APROVADA RESOLUÇÃO QUE DÁ FIM À OBRIGATORIEDADE DE FREQUENTAR AUTOESCOLA

O Conselho Nacional de Trânsito (Contran) aprovou, na segunda-feira (01), a resolução que altera o processo de obtenção da Carteira Nacional de Habilitação (CNH). A principal mudança é o fim da obrigatoriedade de frequentar aulas de autoescola na preparação para os exames teórico e prático dos departamentos de Trânsito (Detrans).

A resolução passará a valer assim que for publicada no Diário Oficial da União (DOU).

O objetivo das mudanças é modernizar o processo de obtenção da CNH e tornar o documento mais acessível e barato para a população, especialmente nas categorias A (motocicletas) e B (veículos de passeio).

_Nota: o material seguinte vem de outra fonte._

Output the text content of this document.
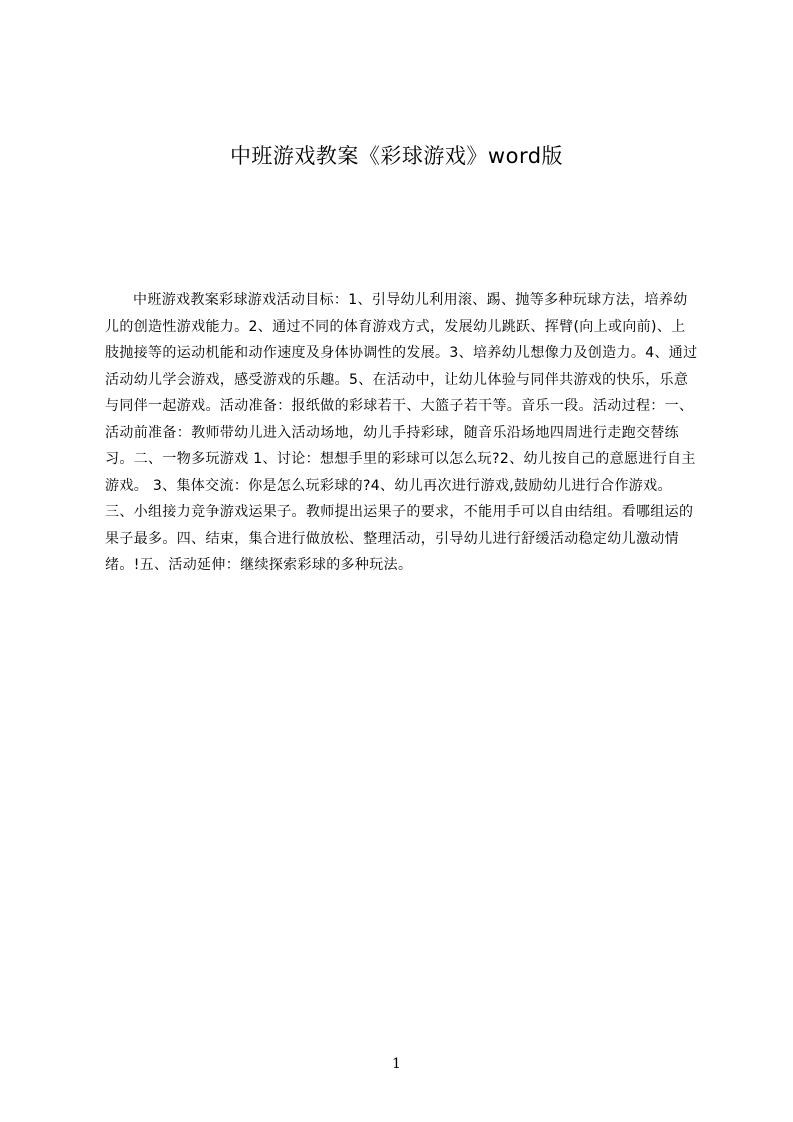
中班游戏教案《彩球游戏》word版
中班游戏教案彩球游戏活动目标：1、引导幼儿利用滚、踢、抛等多种玩球方法，培养幼儿的创造性游戏能力。2、通过不同的体育游戏方式，发展幼儿跳跃、挥臂(向上或向前)、上肢抛接等的运动机能和动作速度及身体协调性的发展。3、培养幼儿想像力及创造力。4、通过活动幼儿学会游戏，感受游戏的乐趣。5、在活动中，让幼儿体验与同伴共游戏的快乐，乐意与同伴一起游戏。活动准备：报纸做的彩球若干、大篮子若干等。音乐一段。活动过程：一、活动前准备：教师带幼儿进入活动场地，幼儿手持彩球，随音乐沿场地四周进行走跑交替练习。二、一物多玩游戏 1、讨论：想想手里的彩球可以怎么玩?2、幼儿按自己的意愿进行自主游戏。 3、集体交流：你是怎么玩彩球的?4、幼儿再次进行游戏,鼓励幼儿进行合作游戏。 三、小组接力竞争游戏运果子。教师提出运果子的要求，不能用手可以自由结组。看哪组运的果子最多。四、结束，集合进行做放松、整理活动，引导幼儿进行舒缓活动稳定幼儿激动情绪。!五、活动延伸：继续探索彩球的多种玩法。
1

Segundo a Secretaria Nacional de Trânsito, 20 milhões de brasileiros já dirigem sem habilitação e mais 30 milhões têm idade para ter a CNH, porém não possuem o documento, principalmente, por não conseguirem arcar com os custos que podem chegar a R$ 5 mil.

Confira as principais mudanças:

A abertura do processo para tirar a CNH poderá ser feita diretamente pelo site do Ministério dos Transportes ou por meio da Carteira Digital de Trânsito Carteira (CDT). O cidadão ainda precisará comparecer presencialmente a etapas como coleta biométrica e exame médico.

A resolução prevê curso teórico gratuito e digital. O ministério disponibilizará o conteúdo online sem custos para o candidato, mas, quem preferir, poderá estudar presencialmente em autoescolas ou instituições credenciadas.

Também haverá flexibilização das aulas práticas e abertura para instrutores credenciados pelos Detrans, aumentando as opções para o cidadão. O novo modelo retira a exigência de 20 horas-aula práticas. Agora, a carga horária mínima será de duas horas.

O candidato poderá escolher como fará sua preparação: contratando um centro de formação de condutores tradicional ou um instrutor autônomo. Nenhum profissional poderá atuar sem credenciamento oficial: todos passarão por fiscalização pelos órgãos estaduais, deverão cumprir requisitos padronizados nacionalmente e serão identificados digitalmente na CDT.

Além de tornar o trânsito mais seguro, o ministro dos Transportes, Renan Filho, argumenta que a proposta também busca promover a inclusão produtiva.

“O Brasil tem milhões de pessoas que querem dirigir, entretanto, não conseguem pagar. Baratear e desburocratizar a obtenção da CNH é uma política pública de inclusão produtiva, porque habilitação significa trabalho, renda e autonomia. Estamos modernizando o sistema, ampliando o acesso e mantendo toda a segurança necessária”, afirmou Renan Filho.

A resolução prevê que o candidato possa escolher diferentes formas de se preparar para os exames teórico e prático, que continuarão obrigatórios para a emissão da CNH. Segundo Renan Filho, são esses exames que atestam se o condutor está devidamente capacitado para dirigir.